SDN Manager, Mr Theera Watcharapranee, said SDN has conducted a series of knowledge exchange sessions and worked intensively in Tambon Siao of Pho Si Suwan district on the local cultural costs to initiate the campaign to reduce alcohol consumption through mutually agreed resolutions in the community to organise non-alcohol civil and religious ceremonies. The local-level effort is believed to expand onto the district and provincial levels. At present, the province of Si Sa Ket is known as the place where civil and religious ceremonies are free of alcohol. From 2010 onwards, the SDN employed immersion of soft power and expansion of positive influence to get people to change their minds, and help create a critical mechanism to fight alcohol-related stimulations. The SDN strongly hopes that the Tambon Siao model will spread to other areas, especially in 15 provinces of Thailand with similar foundations, such as Maha Sarakham, Amnat Charoen, Lamphun, and Tak.
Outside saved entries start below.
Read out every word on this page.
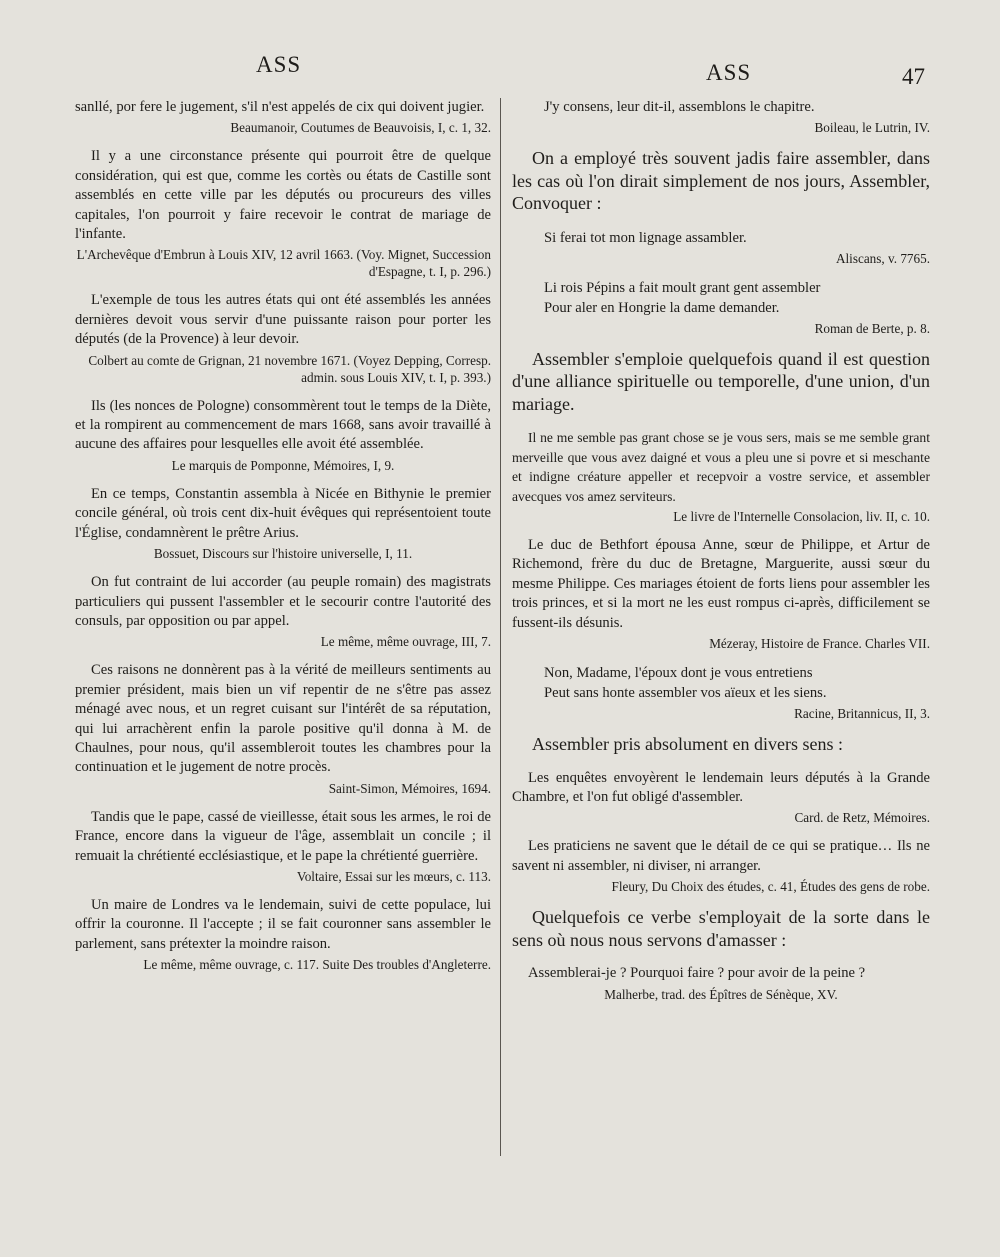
ASS	ASS	47

sanllé, por fere le jugement, s'il n'est appelés de cix qui doivent jugier.

Beaumanoir, Coutumes de Beauvoisis, I, c. 1, 32.

Il y a une circonstance présente qui pourroit être de quelque considération, qui est que, comme les cortès ou états de Castille sont assemblés en cette ville par les députés ou procureurs des villes capitales, l'on pourroit y faire recevoir le contrat de mariage de l'infante.

L'Archevêque d'Embrun à Louis XIV, 12 avril 1663. (Voy. Mignet, Succession d'Espagne, t. I, p. 296.)

L'exemple de tous les autres états qui ont été assemblés les années dernières devoit vous servir d'une puissante raison pour porter les députés (de la Provence) à leur devoir.

Colbert au comte de Grignan, 21 novembre 1671. (Voyez Depping, Corresp. admin. sous Louis XIV, t. I, p. 393.)

Ils (les nonces de Pologne) consommèrent tout le temps de la Diète, et la rompirent au commencement de mars 1668, sans avoir travaillé à aucune des affaires pour lesquelles elle avoit été assemblée.

Le marquis de Pomponne, Mémoires, I, 9.

En ce temps, Constantin assembla à Nicée en Bithynie le premier concile général, où trois cent dix-huit évêques qui représentoient toute l'Église, condamnèrent le prêtre Arius.

Bossuet, Discours sur l'histoire universelle, I, 11.

On fut contraint de lui accorder (au peuple romain) des magistrats particuliers qui pussent l'assembler et le secourir contre l'autorité des consuls, par opposition ou par appel.

Le même, même ouvrage, III, 7.

Ces raisons ne donnèrent pas à la vérité de meilleurs sentiments au premier président, mais bien un vif repentir de ne s'être pas assez ménagé avec nous, et un regret cuisant sur l'intérêt de sa réputation, qui lui arrachèrent enfin la parole positive qu'il donna à M. de Chaulnes, pour nous, qu'il assembleroit toutes les chambres pour la continuation et le jugement de notre procès.

Saint-Simon, Mémoires, 1694.

Tandis que le pape, cassé de vieillesse, était sous les armes, le roi de France, encore dans la vigueur de l'âge, assemblait un concile ; il remuait la chrétienté ecclésiastique, et le pape la chrétienté guerrière.

Voltaire, Essai sur les mœurs, c. 113.

Un maire de Londres va le lendemain, suivi de cette populace, lui offrir la couronne. Il l'accepte ; il se fait couronner sans assembler le parlement, sans prétexter la moindre raison.

Le même, même ouvrage, c. 117. Suite Des troubles d'Angleterre.

J'y consens, leur dit-il, assemblons le chapitre.

Boileau, le Lutrin, IV.

On a employé très souvent jadis faire assembler, dans les cas où l'on dirait simplement de nos jours, Assembler, Convoquer :

Si ferai tot mon lignage assambler.

Aliscans, v. 7765.

Li rois Pépins a fait moult grant gent assembler
Pour aler en Hongrie la dame demander.

Roman de Berte, p. 8.

Assembler s'emploie quelquefois quand il est question d'une alliance spirituelle ou temporelle, d'une union, d'un mariage.

Il ne me semble pas grant chose se je vous sers, mais se me semble grant merveille que vous avez daigné et vous a pleu une si povre et si meschante et indigne créature appeller et recepvoir a vostre service, et assembler avecques vos amez serviteurs.

Le livre de l'Internelle Consolacion, liv. II, c. 10.

Le duc de Bethfort épousa Anne, sœur de Philippe, et Artur de Richemond, frère du duc de Bretagne, Marguerite, aussi sœur du mesme Philippe. Ces mariages étoient de forts liens pour assembler les trois princes, et si la mort ne les eust rompus ci-après, difficilement se fussent-ils désunis.

Mézeray, Histoire de France. Charles VII.

Non, Madame, l'époux dont je vous entretiens
Peut sans honte assembler vos aïeux et les siens.

Racine, Britannicus, II, 3.

Assembler pris absolument en divers sens :

Les enquêtes envoyèrent le lendemain leurs députés à la Grande Chambre, et l'on fut obligé d'assembler.

Card. de Retz, Mémoires.

Les praticiens ne savent que le détail de ce qui se pratique… Ils ne savent ni assembler, ni diviser, ni arranger.

Fleury, Du Choix des études, c. 41, Études des gens de robe.

Quelquefois ce verbe s'employait de la sorte dans le sens où nous nous servons d'amasser :

Assemblerai-je ? Pourquoi faire ? pour avoir de la peine ?

Malherbe, trad. des Épîtres de Sénèque, XV.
Mr Theera elaborated further that the key strategy in the Pho Si Suwan project is to attract government agencies to join forces by participating in the provincial alcohol control committees which spread out in all districts, with district governors as chairpersons and public health officers as secretaries, together with the civil society sector and district life quality improvement committees, so that the work is ensured of its strength, continuity, and sustainability, without disruptions whenever there is repositioning in government officials.
“SDN projects, previously focusing on pushing the policies to constitute regulations which caused ignorance of the real problems in communities, will now focus more on the people. Now that the social trends have changed and the media is easily accessible by the public, the local administrative organisations in several areas will use these changes in order to be informed of the communities’ needs, which in turn can adjust its work in appropriation, with emphasis on the community and its youngsters, as well as the law enforcement,” Mr Theera said.
Governor of Pho Si Suwan District, Mr Suwan Netnetikul, said that the community strength plays an important role in creating a better quality of life for people in the area. At present, the mechanism of houses, temples, and schools has been used together with government agencies to co-organise activities by starting in the village — the smallest unit of the society. If a smaller success can be seen, it will be easy for bigger ones to be achieved. Pho Si Suwan district as a piloting area is set to report the results of such works on December 14 of every year. The data and underlying information will then be put into analysis, so as to bring about solutions to problems and direction for the following year. During the past 14 years, it is found that the project has helped save a total of 143,382,000 baht from organising non-alcoholic civil and religious events, which is deemed a great success where local economies suffer less deficit and fewer problems caused by violence, thanks to 3 principles: 1) virtuous people, 2) good health, and 3) sustainable economy.